By the second half of 2013, the news came about new possibilites to enter Myanmar through 4 check points via neighbouring Thailand. I made an instant decision to sieze the chance to travel through the country by bicycle, of course,with the intention of getting as close as I could with the local people.
31. December 2013
Crossing the border
“But you cannot take this bike to Myanmar”, says the Thai border official without looking up as he flips through my passport . What? This is something I haven´t heard at any border. “Of course I can. I brought it into Thailand , so I can take it out again”, I reply , still puzzled. He is unable to rebuttle, so he just nods and says, “OK , but no cycling on the bridge”. Mae Sot , a border town in Thailand is connected by a bridge to Myawaddi in Myanmar. When Anselm is granted his exit stamp in the passport, we push our bikes across the bridge.
The left-hand traffic switches to the right, and the immigration officers are very friendly and courteous. ” Bikes, no problem”, they tell us. We get our passports stamped, and here we are- in Myanmar. Though just 100 meters from Thailand, it’s like being in another world. The traffic is dense; but unlike the Thais, the Burmese people know what a horn is and use it diligently. Many people are out on the streets , the houses are run down, and it’s imminent that it is not as developed as Thailand.
After we changed some money on the black market, we continue cycling. The road passes over a mountain range and we read that the road conditions are not the best. It is so narrow that it flows in one direction, and one direction only. And indeed, after 10 kilometers, it is uphill and the asphalt gives way to a dusty road . Cars full of people and overloaded trucks race past us , as if it were a car race .
Courageously overtaking and honking unsparingly, only to have to wait at the next curve because of the massive build-up caused by the larger vehicles that struggle to pass through the narrow winding hill carriageway.
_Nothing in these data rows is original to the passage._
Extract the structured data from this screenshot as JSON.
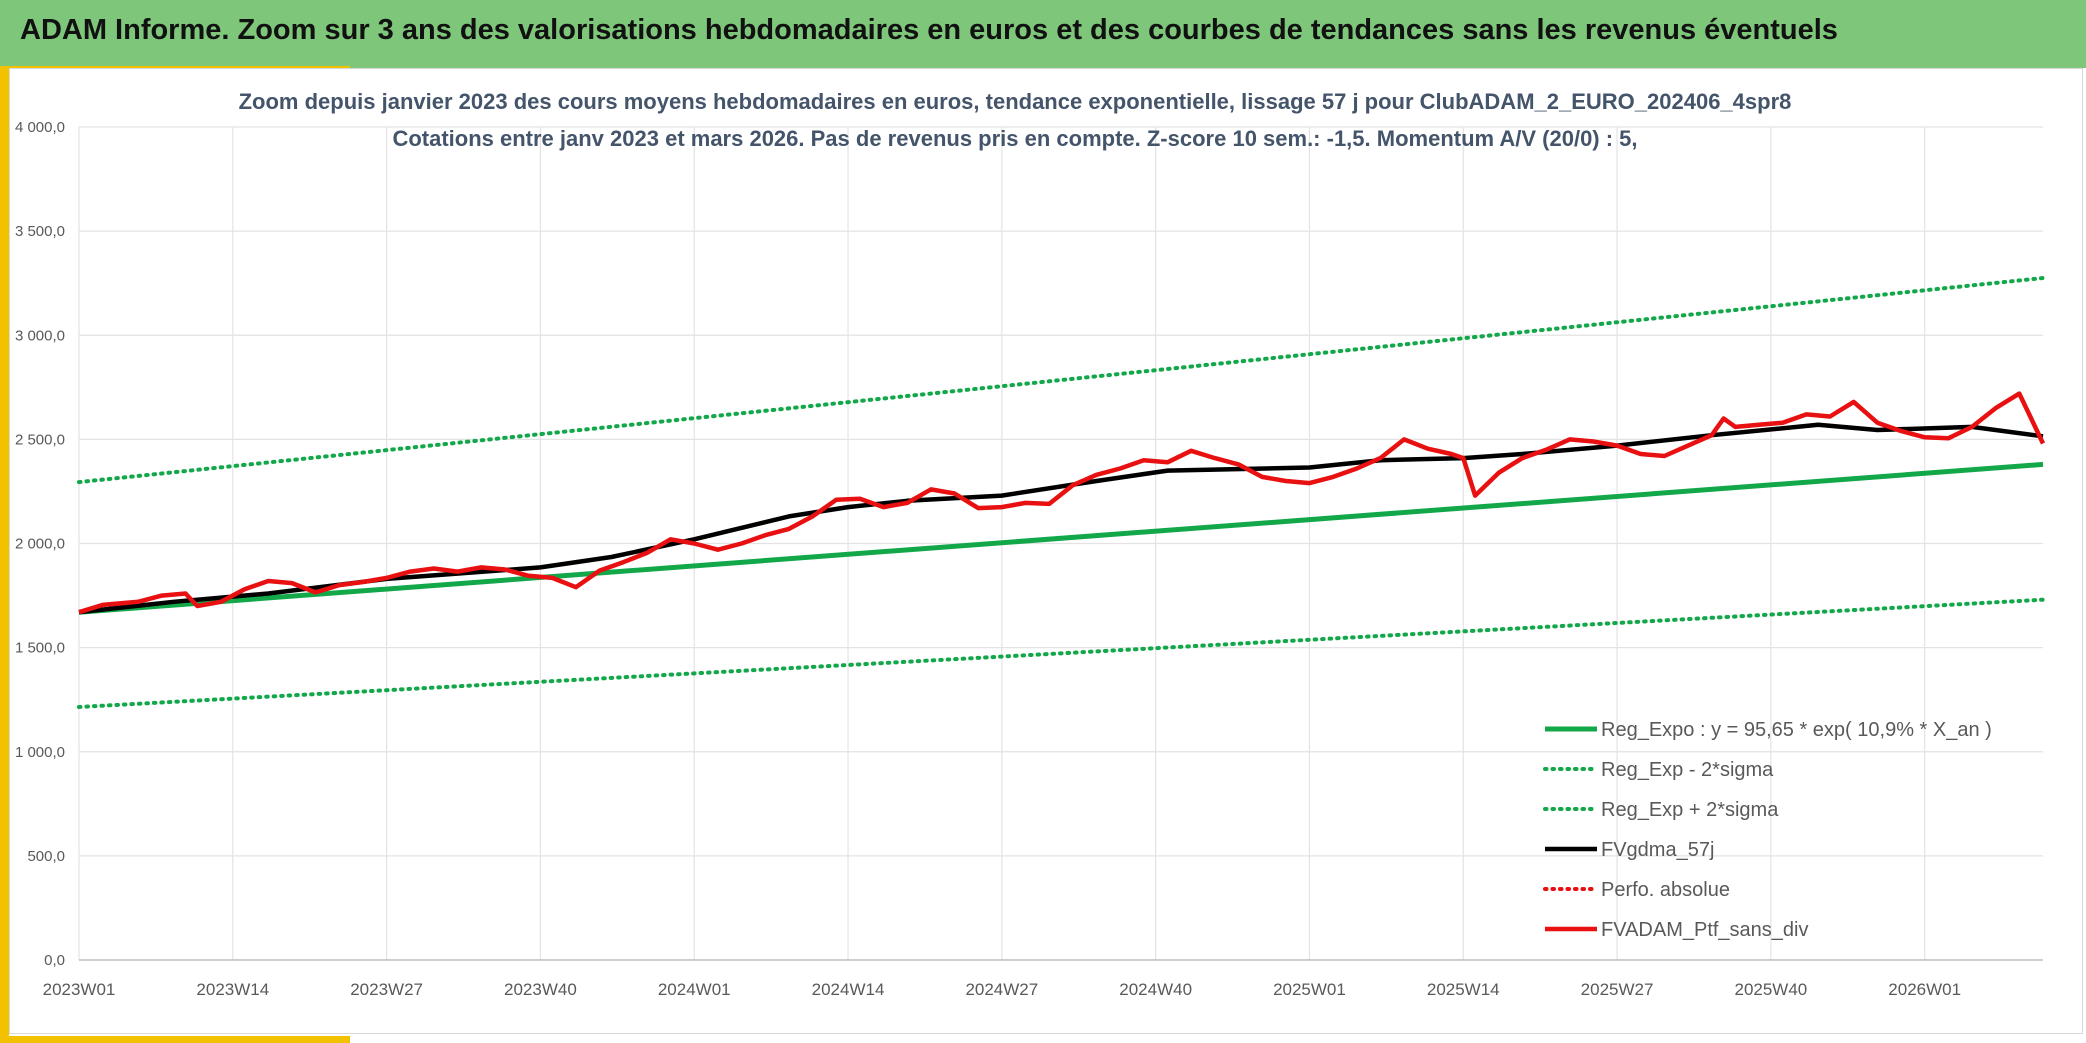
{
  "banner": {
    "title": "ADAM Informe. Zoom sur 3 ans des valorisations hebdomadaires en euros et des courbes de tendances sans les revenus éventuels"
  },
  "colors": {
    "banner_bg": "#7dc67a",
    "accent_gold": "#f2c200",
    "trend_green": "#12a84a",
    "mma_black": "#000000",
    "price_red": "#e81010",
    "title_text": "#44546a"
  },
  "chart_data": {
    "type": "line",
    "title_line1": "Zoom depuis janvier 2023 des cours moyens hebdomadaires en euros, tendance exponentielle, lissage 57 j pour ClubADAM_2_EURO_202406_4spr8",
    "title_line2": "Cotations entre janv 2023 et mars 2026. Pas de revenus pris en compte. Z-score 10 sem.: -1,5. Momentum A/V (20/0) : 5,",
    "ylim": [
      0,
      4000
    ],
    "y_ticks": [
      0,
      500,
      1000,
      1500,
      2000,
      2500,
      3000,
      3500,
      4000
    ],
    "y_tick_labels": [
      "0,0",
      "500,0",
      "1 000,0",
      "1 500,0",
      "2 000,0",
      "2 500,0",
      "3 000,0",
      "3 500,0",
      "4 000,0"
    ],
    "x_range_weeks": [
      0,
      166
    ],
    "x_ticks": [
      0,
      13,
      26,
      39,
      52,
      65,
      78,
      91,
      104,
      117,
      130,
      143,
      156
    ],
    "x_tick_labels": [
      "2023W01",
      "2023W14",
      "2023W27",
      "2023W40",
      "2024W01",
      "2024W14",
      "2024W27",
      "2024W40",
      "2025W01",
      "2025W14",
      "2025W27",
      "2025W40",
      "2026W01"
    ],
    "grid": "vertical and horizontal",
    "legend_position": "bottom-right",
    "series": [
      {
        "name": "Reg_Expo : y = 95,65 * exp( 10,9% *  X_an )",
        "style": "solid-green",
        "points": [
          [
            0,
            1670
          ],
          [
            166,
            2380
          ]
        ]
      },
      {
        "name": "Reg_Exp - 2*sigma",
        "style": "dotted-green",
        "points": [
          [
            0,
            1215
          ],
          [
            166,
            1730
          ]
        ]
      },
      {
        "name": "Reg_Exp + 2*sigma",
        "style": "dotted-green",
        "points": [
          [
            0,
            2295
          ],
          [
            166,
            3275
          ]
        ]
      },
      {
        "name": "FVgdma_57j",
        "style": "solid-black",
        "points": [
          [
            0,
            1670
          ],
          [
            8,
            1720
          ],
          [
            16,
            1760
          ],
          [
            26,
            1830
          ],
          [
            39,
            1885
          ],
          [
            45,
            1935
          ],
          [
            52,
            2020
          ],
          [
            60,
            2130
          ],
          [
            65,
            2175
          ],
          [
            70,
            2205
          ],
          [
            78,
            2230
          ],
          [
            86,
            2300
          ],
          [
            92,
            2350
          ],
          [
            104,
            2365
          ],
          [
            110,
            2400
          ],
          [
            117,
            2410
          ],
          [
            122,
            2430
          ],
          [
            130,
            2470
          ],
          [
            138,
            2520
          ],
          [
            147,
            2570
          ],
          [
            152,
            2545
          ],
          [
            160,
            2560
          ],
          [
            166,
            2515
          ]
        ]
      },
      {
        "name": "Perfo. absolue",
        "style": "dotted-red",
        "points": []
      },
      {
        "name": "FVADAM_Ptf_sans_div",
        "style": "solid-red",
        "points": [
          [
            0,
            1670
          ],
          [
            2,
            1705
          ],
          [
            5,
            1720
          ],
          [
            7,
            1750
          ],
          [
            9,
            1760
          ],
          [
            10,
            1700
          ],
          [
            12,
            1720
          ],
          [
            14,
            1780
          ],
          [
            16,
            1820
          ],
          [
            18,
            1810
          ],
          [
            20,
            1765
          ],
          [
            22,
            1800
          ],
          [
            24,
            1815
          ],
          [
            26,
            1835
          ],
          [
            28,
            1865
          ],
          [
            30,
            1880
          ],
          [
            32,
            1865
          ],
          [
            34,
            1885
          ],
          [
            36,
            1875
          ],
          [
            38,
            1845
          ],
          [
            40,
            1835
          ],
          [
            42,
            1790
          ],
          [
            44,
            1870
          ],
          [
            46,
            1910
          ],
          [
            48,
            1955
          ],
          [
            50,
            2020
          ],
          [
            52,
            2000
          ],
          [
            54,
            1970
          ],
          [
            56,
            2000
          ],
          [
            58,
            2040
          ],
          [
            60,
            2070
          ],
          [
            62,
            2130
          ],
          [
            64,
            2210
          ],
          [
            66,
            2215
          ],
          [
            68,
            2175
          ],
          [
            70,
            2195
          ],
          [
            72,
            2260
          ],
          [
            74,
            2240
          ],
          [
            76,
            2170
          ],
          [
            78,
            2175
          ],
          [
            80,
            2195
          ],
          [
            82,
            2190
          ],
          [
            84,
            2280
          ],
          [
            86,
            2330
          ],
          [
            88,
            2360
          ],
          [
            90,
            2400
          ],
          [
            92,
            2390
          ],
          [
            94,
            2445
          ],
          [
            96,
            2410
          ],
          [
            98,
            2380
          ],
          [
            100,
            2320
          ],
          [
            102,
            2300
          ],
          [
            104,
            2290
          ],
          [
            106,
            2320
          ],
          [
            108,
            2360
          ],
          [
            110,
            2410
          ],
          [
            112,
            2500
          ],
          [
            114,
            2455
          ],
          [
            116,
            2430
          ],
          [
            117,
            2410
          ],
          [
            118,
            2230
          ],
          [
            120,
            2340
          ],
          [
            122,
            2410
          ],
          [
            124,
            2450
          ],
          [
            126,
            2500
          ],
          [
            128,
            2490
          ],
          [
            130,
            2470
          ],
          [
            132,
            2430
          ],
          [
            134,
            2420
          ],
          [
            136,
            2470
          ],
          [
            138,
            2520
          ],
          [
            139,
            2600
          ],
          [
            140,
            2560
          ],
          [
            142,
            2570
          ],
          [
            144,
            2580
          ],
          [
            146,
            2620
          ],
          [
            148,
            2610
          ],
          [
            150,
            2680
          ],
          [
            152,
            2580
          ],
          [
            154,
            2540
          ],
          [
            156,
            2510
          ],
          [
            158,
            2505
          ],
          [
            160,
            2560
          ],
          [
            162,
            2650
          ],
          [
            164,
            2720
          ],
          [
            165,
            2600
          ],
          [
            166,
            2480
          ]
        ]
      }
    ]
  }
}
It is hot and dusty, and when we finally reach the top , it is time for a break and something to eat.
Time for food
But how do you order a dish if you neither speak nor read the language? We find a stall. Several silver aluminum pots are laid out, awaiting hungry customers like ourselves, and shortly after, a bemused woman opens the lid for us. We point at the desired dish, meat in an oily curry sauce, and sit down at the table. Rice is served here. But within minutes, we not only get the chosen curry with rice, but more and more bowls of different vegetables begin to appear before us. Condiments and unknown side dishes added on until the entire table is covered . It doesn´t stop and we wonder who is going to eat all of this and what it will cost?
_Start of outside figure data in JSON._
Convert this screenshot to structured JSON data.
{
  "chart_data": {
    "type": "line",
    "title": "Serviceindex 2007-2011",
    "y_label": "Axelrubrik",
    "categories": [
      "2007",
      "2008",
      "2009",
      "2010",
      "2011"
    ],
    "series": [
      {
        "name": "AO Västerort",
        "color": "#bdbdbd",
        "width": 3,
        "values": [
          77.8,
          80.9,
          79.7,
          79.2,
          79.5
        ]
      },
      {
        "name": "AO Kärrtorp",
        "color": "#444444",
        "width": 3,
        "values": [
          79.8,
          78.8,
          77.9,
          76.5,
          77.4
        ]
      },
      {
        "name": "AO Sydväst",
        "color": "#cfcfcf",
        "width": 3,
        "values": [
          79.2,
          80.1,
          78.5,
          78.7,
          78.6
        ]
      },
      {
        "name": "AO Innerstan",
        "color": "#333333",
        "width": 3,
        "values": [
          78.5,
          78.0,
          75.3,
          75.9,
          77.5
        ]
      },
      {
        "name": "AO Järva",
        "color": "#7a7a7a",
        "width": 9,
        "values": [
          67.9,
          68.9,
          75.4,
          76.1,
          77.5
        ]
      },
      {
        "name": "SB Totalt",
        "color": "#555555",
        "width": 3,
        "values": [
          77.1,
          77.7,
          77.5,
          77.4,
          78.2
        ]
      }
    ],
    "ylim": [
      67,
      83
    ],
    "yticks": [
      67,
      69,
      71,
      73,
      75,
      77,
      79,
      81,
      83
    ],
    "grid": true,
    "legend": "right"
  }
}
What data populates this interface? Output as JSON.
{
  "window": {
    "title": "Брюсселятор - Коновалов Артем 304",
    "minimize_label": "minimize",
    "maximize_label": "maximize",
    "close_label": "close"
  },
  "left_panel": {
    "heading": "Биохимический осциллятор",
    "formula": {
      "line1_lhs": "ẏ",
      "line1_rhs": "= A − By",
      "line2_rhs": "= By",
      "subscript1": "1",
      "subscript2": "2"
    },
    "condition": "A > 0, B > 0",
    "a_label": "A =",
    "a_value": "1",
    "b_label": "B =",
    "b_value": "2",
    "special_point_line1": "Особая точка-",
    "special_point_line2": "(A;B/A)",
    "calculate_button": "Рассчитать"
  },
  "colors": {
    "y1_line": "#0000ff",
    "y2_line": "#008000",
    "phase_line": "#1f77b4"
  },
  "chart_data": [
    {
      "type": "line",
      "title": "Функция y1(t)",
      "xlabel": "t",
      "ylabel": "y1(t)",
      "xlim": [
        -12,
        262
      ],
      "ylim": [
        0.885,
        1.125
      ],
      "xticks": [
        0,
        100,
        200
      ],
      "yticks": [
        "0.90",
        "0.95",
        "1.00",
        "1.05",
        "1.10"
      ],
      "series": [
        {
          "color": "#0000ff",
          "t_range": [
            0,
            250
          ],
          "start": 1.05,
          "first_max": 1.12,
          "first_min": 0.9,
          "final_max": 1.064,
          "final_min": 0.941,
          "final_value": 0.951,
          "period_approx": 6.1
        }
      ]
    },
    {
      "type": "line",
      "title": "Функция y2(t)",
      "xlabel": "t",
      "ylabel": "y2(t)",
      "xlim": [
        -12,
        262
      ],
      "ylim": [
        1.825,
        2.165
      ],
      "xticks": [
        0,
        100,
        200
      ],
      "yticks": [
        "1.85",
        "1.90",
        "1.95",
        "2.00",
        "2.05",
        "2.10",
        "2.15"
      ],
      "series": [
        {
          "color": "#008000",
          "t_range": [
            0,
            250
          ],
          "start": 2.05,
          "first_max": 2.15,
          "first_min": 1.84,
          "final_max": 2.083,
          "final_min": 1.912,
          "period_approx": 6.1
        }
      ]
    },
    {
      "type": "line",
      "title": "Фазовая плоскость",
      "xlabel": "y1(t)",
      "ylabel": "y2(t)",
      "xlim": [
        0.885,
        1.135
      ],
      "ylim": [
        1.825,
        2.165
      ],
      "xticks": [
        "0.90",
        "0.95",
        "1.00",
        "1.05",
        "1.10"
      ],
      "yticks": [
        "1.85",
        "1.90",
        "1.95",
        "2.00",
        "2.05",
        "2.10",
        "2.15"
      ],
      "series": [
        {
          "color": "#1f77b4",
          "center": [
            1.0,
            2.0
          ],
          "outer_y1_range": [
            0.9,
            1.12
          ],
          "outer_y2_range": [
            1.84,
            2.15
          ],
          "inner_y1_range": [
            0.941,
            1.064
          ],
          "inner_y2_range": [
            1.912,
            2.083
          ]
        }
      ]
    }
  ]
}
With full bellies, we ride on. Luckily, the next leg goes downhill and the road is in better condition . The cars continue to race past us , but every now and then. they pull over to cool down the brakes with water hoses readily available by the roadside only to continue their race down the mountains.
When we reach the bottom, it is time to look for a place to sleep. In Myanmar, foreigners are only allowed to sleep in licensed hotels which is often difficult for cyclists. Firstly, these hotels are only found in larger towns, and secondly, foreigners are forced to pay inflated prices due to a ‘special tax’ imposed by the government to support the Junta. We decide to avoid these hotels as much as we can to keep our expenses down and to boycot the government. We are also aware that it may cause conflict with the authorities, which I will tell you about later.
A night in a temple
On this particular evening, we ask for permission to pitch our tent within the temple grounds and luckily enough, we recieve a warm welcome. A monk shows us a spot in the temple where we are allowed sleep . It is the 31st December 2013 , New Year’s Eve , but we are too tired to celebrate. Apparently the temple has the only TV in the village (actually 2 televisions), and in the evening, the villagers gather in front of the magic boxes- one showing footbal, and the other one a Burmese soap opera- so it is something for everyone.
By 10 O’clock, the electricity supply shuts down. It also marks the end of the TV evening for everyone. Tired and overwhelmed by new experiences that day, we drifted into sleep.